Aproximei-me lentamente, e afirmei sem tirar os olhos dos seus, para que ele pudesse confiar no que eu dizia:

- Outra hora, certo? – E encostei meus lábios suavemente em sua bochecha, dando-lhe um beijo estalado, como uma garantia de minha promessa.

Afastei-me lentamente entrando em meu condomínio, e só depois de alguns passos virei-me para checar se já havia partido, mas ele continuava lá parado, com a boca semi-aberta, passando a mão no local onde eu havia beijado, ainda perplexo com minha atitude.

Sorri de contentamento e subi para meu apartamento. Estava morta de cansaço, precisava recuperar o sono. Para minha sorte, nem todo o drama do final da noite conseguiu impedir que eu mergulhasse em um sono ferrado logo que repousei sobre minha cama.

(...)

Os dias que sucederam meu encontro inusitado foram preenchidos com muito trabalho. Mais uma vez isolei-me em meu apartamento concentrando-me nas traduções que precisava finalizar para receber logo meu dinheiro e assim engordar minha poupança para levar adiante o projeto de montar um escritório. Estava ficando obcecada com essa idéia e ver o retorno financeiro me proporcionava uma incrível sensação de dever cumprido misturada com orgulho e auto-realização. Aos poucos eu estava me estabelecendo no mercado, meu nome se firmava e eu até já tinha clientes fixos que me indicavam como uma profissional séria e comprometida.

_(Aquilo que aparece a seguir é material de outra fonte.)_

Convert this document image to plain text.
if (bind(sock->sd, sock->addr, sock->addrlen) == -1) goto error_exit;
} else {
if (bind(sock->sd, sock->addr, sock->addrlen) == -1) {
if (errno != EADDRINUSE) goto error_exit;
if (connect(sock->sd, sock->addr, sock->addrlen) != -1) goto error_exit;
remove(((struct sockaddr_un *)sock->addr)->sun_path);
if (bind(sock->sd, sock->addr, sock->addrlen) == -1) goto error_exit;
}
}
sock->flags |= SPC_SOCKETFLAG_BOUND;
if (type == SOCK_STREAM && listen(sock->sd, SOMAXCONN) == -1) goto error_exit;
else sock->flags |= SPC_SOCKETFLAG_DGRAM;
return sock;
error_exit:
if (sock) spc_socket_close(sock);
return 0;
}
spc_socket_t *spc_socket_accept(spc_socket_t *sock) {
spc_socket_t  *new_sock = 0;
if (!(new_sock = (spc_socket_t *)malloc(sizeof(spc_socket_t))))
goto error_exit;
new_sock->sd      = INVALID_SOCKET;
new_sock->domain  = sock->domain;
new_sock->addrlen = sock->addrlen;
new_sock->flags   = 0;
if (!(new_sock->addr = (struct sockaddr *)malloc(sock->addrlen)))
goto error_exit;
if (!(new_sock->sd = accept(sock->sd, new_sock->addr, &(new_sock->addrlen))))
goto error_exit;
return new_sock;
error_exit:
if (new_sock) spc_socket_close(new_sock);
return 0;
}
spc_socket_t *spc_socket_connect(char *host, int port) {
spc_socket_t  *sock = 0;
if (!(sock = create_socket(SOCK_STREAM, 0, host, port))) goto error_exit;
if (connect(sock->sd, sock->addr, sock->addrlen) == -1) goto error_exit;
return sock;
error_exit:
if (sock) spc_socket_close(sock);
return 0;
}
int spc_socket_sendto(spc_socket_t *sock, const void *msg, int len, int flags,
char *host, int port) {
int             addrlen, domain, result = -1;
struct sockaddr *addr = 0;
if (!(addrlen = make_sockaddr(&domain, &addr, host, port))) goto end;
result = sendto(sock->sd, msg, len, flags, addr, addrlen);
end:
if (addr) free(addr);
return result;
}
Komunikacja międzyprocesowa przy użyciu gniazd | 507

Se continuasse nesse ritmo, dentro de um ano eu já poderia alugar um espaço e contratar alguém para me ajudar a lidar com o volume de pedidos e com as questões administrativas. Infelizmente durante esse período eu precisaria maneirar um pouco nos planos de viajar, pois todo o dinheiro que estava entrando seria investido em meu futuro escritório.

Sempre que eu pensava em viagem acabava inevitavelmente lembrando de Roger. Da sorte que tive em vê-lo pessoalmente. Das mínimas chances que eu teria de encontrá-lo novamente em Londres ou em qualquer outro lugar do mundo. Essa idéia de certa forma me confortava, pois sabia que esse tipo de coisa só acontece uma vez na vida de uma pessoa.

Pensei no cartão bobo que mandei para ninguém, pois estava quase certa de que não chegaria em suas mãos. Já fazia quase duas semanas que eu havia enviado e até então nenhuma resposta, nem dele nem dos Correios dizendo que o endereço não existe, nem mesmo de alguém dizendo que não sabia que diabos eu estava falando naquele cartão e que a mensagem foi enviada para o endereço errado.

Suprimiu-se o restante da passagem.